Anisha Seth
Dontha Prashanth patiently answers questions about everything that has happened in the six days he spent in jail, and the events that led up to it. But there is a small part of that story, which he glosses over: an emotional moment when his father came to visit him.
On the day of his arrest, Prashanth recalls, he desperately tried to get in touch with his family.
“When all this was happening, I kept telling the police that I had to call my father. I just wanted to inform him. My father has several burdens, he is a BP patient and my mother suffers from low blood pressure. My grandfather died a few days before the arrest. All these things were happening at the same time. One cannot cope with so much tension. I (feared) it would be a life risk for him, but I was told ‘You don’t have any options, your human rights are collapsed’.”
Once his parents were contacted, his father came to visit him in jail. All Prashanth says is that it was an emotional moment: “What hurt him more, was that I was being selectively targeted. We struggled a lot to come to the position where we are today.”
Born in Arnakonda village in Karimnagar district, Prashanth’s father dug canals earlier, and is a driver today. His mother grows cotton on a small plot of land.
“My grandfather never had access to land, so my father had to work as a labourer. He knew the importance of education, and so he made sure we got an education.”
He and his older brother, Premkumar, studied at a Jawahar Navodaya Vidyalaya located 5 km from the village. Although Prashanth’s education up to Class 8 was in Telugu, it helped that they were introduced to English in Class 5 and were slowly habituated to the language from then on.
Rohith Vemula and Dontha Prashanth (TNM, sourced from Facebook)
“My father studied along with us.

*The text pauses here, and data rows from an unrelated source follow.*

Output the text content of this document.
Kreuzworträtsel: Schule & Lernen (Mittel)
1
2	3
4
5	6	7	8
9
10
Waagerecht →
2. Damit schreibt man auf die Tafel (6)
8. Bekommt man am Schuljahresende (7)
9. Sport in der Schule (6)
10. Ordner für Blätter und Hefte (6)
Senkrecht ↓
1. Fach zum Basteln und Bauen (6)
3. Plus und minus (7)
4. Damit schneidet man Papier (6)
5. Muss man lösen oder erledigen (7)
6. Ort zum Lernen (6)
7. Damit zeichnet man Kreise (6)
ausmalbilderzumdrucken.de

He learned ABC and Telugu letters along with us. Now he writes in Telugu.”
Growing up, school was relatively caste-free. “But when we played with other boys, sometimes their grandmothers would ask ‘Why are you playing with these fellows’”
Asked if they lived in a Dalit colony, Prashanth said: “Of course we lived in the SC Colony.” His childhood home was a hut. Eventually that gave way to a hut with metal sheets for a roof. In 2011, the family built a pukka house.
After completing Class 10, Prashant studied commerce in Class 11-12 and secured admission for a degree in economics at the University of Hyderabad in 2006. But his first choice was history. “In 2004, there were rumours that the Naidu government would cancel history courses; he would ridicule the social sciences (during the Telangana movement).”
In 2013, he registered for a PhD in economics and is studying land and productivity through the lens of caste. Land in India is generally in the hands of a few castes, and Dalits who have land are often share-croppers or tenants with small holdings. “Productivity is an outcome of land, which SC people don’t have,” Prashanth says, adding that he still has a lot of work to do to complete his thesis.
“Our social structures are based on caste, and economic relationships operate on caste, but economics isn’t generally analysed from the caste angle. When the economy shifted from agrarian to the modern, it benefitted the landed gentry, because land is capital and they had access to it. You can’t wish away caste.”
With two or three more years left to finish his PhD, is he not daunted by the prospect of dealing with a court case and future employment?
“When I came here in 2006, the ASA helped me accept my identity. No, the police case does not make me want to give up. When democracy is being mocked, when the rules are being misinterpreted to favour someone and when a person loses his life on account of his identity or of the caste that he was born into, it becomes my duty also to fight against those structures. It’s a part of my struggle that I’ve been jailed,” Prashanth says.
When this is all over, Prashanth dreams of becoming an Assistant Professor.
“I want to share what I know with others. I don’t want to keep it to myself. But I want my social life and my professional life to be in parallel. I want to take up the problems that my community faces. That’s what I want my life to be.”